Wien (OTS) - "Die ÖVP-Landeshauptleute Pröll und Pühringer wollen
schamlos die Verpolitisierung im Schulbereich vorantreiben und fix
mit schwarzem Zement einbetonieren. Es kann aber nicht sein, dass der
Bund die Lehrer bezahlt und die Länder stellen "ihre Lehrer" ein, um
damit den Einfluss der Lehrergewerkschaften zu erhalten. Der ÖVP geht
es nicht um die Schüler, sondern nur um ihre parteipolitische Macht
in einzelnen Gremien aufrechtzuerhalten; das darf es aber in der
heutigen Zeit nicht mehr geben", kritisierte heute
BZÖ-Bildungssprecherin Abg.
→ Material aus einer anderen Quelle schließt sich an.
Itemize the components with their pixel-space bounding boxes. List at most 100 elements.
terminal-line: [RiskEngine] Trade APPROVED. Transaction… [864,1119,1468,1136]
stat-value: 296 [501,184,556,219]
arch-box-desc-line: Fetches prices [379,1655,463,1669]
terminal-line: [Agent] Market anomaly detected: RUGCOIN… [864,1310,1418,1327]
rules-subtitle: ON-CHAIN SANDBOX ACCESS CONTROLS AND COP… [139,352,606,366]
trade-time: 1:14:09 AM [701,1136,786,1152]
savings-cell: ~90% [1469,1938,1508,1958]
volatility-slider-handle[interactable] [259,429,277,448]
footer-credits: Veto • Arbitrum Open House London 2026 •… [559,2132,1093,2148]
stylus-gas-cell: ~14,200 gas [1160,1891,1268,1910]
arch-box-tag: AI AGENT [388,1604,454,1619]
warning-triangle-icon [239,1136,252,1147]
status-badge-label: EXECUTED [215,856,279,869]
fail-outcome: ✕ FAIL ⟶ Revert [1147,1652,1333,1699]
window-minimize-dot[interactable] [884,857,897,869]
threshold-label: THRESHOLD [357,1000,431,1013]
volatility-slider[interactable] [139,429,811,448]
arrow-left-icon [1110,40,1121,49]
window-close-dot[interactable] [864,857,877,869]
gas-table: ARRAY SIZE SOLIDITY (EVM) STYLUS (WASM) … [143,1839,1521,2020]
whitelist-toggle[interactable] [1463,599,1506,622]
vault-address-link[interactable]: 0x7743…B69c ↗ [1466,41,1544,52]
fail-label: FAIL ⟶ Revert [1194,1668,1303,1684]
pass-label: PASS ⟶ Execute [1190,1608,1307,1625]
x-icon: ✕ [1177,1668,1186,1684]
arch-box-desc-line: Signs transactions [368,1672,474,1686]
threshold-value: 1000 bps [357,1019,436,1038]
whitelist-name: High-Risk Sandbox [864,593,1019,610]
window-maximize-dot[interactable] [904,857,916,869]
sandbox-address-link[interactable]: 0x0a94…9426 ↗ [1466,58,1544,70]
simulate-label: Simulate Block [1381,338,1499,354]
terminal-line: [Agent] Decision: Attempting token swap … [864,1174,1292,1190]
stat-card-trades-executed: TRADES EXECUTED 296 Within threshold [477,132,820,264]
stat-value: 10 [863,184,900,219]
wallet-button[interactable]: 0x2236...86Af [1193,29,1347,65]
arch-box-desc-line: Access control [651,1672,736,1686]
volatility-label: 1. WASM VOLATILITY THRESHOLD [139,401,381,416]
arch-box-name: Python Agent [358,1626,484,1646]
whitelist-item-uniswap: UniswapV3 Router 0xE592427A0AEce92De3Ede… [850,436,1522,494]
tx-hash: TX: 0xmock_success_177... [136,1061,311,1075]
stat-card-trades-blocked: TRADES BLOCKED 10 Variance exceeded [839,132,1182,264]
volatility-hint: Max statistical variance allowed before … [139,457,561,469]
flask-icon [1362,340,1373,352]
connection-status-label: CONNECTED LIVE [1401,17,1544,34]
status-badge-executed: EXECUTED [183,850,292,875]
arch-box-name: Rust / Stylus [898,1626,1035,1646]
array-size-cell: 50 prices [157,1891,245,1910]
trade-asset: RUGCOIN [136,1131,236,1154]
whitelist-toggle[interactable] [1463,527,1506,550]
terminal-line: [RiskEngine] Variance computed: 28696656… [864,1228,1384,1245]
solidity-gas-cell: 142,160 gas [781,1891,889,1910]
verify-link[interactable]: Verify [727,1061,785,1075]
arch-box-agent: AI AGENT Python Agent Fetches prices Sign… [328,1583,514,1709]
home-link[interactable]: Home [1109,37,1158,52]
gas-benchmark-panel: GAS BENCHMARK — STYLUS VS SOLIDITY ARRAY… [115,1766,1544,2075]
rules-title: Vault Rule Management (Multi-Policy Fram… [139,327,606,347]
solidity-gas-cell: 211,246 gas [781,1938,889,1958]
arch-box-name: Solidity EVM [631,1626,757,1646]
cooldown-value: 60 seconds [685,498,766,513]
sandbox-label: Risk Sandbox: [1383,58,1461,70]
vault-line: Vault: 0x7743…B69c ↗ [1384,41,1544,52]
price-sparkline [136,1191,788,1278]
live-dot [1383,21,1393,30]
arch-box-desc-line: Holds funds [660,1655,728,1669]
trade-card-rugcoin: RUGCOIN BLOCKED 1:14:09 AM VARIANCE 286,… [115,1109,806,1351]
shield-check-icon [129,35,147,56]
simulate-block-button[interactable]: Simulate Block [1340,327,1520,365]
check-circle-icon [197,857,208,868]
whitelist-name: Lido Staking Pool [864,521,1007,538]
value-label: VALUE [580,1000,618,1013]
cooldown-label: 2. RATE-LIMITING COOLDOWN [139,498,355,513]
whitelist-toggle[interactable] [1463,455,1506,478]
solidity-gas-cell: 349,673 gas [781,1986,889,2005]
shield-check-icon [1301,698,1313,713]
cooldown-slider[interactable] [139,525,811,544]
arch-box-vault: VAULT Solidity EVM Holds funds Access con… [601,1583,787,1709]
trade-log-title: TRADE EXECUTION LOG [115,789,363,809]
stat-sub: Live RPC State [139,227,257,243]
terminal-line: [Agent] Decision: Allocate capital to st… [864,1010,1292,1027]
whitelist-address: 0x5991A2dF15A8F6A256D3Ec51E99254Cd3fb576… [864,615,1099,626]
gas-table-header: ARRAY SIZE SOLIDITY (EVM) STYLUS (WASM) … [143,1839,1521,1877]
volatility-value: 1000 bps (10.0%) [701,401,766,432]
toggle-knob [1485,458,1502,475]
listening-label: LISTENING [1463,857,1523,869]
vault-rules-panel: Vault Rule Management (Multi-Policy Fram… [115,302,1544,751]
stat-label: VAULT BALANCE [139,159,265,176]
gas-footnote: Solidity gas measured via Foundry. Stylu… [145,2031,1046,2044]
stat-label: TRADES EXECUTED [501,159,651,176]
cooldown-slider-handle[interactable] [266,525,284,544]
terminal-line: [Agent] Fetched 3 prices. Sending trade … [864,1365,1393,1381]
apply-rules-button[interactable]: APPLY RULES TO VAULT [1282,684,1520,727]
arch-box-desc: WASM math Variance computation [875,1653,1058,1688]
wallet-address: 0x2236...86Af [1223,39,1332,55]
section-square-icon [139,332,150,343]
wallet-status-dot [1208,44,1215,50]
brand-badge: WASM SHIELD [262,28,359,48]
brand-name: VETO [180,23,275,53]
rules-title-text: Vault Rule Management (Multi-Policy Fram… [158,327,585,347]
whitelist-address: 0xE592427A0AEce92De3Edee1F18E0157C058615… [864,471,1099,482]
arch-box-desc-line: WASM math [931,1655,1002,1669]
Ursula Haubner zum derzeitigen
SPÖ-ÖVP-Streit um die Schulkompetenzen.

"Ebenso würden neun verschiedene Schulregelungen vor allem im
Migrationsbereich die Probleme noch verstärken und zu einem
eklatanten West-Ost-Gefälle führen, denn in Wien ist das
Migrationsproblem um Welten größer als in Westösterreich. Es darf
zwischen Bodensee und Neusiedler See keine Qualitätsunterschiede im
Schulwesen geben", betonte Haubner.

"Alle Lehrer müssen daher in die Bundeskompetenz kommen und im
österreichischen Schulsystem muss ein einheitliches Dienst- und
Besoldungsrecht mit einheitlichen Bildungs- und Qualitätsstandards
umgesetzt werden. Darüber hinaus die Landeschul- und die
Bezirksschulräte sollen abgeschafft werden", forderte Haubner.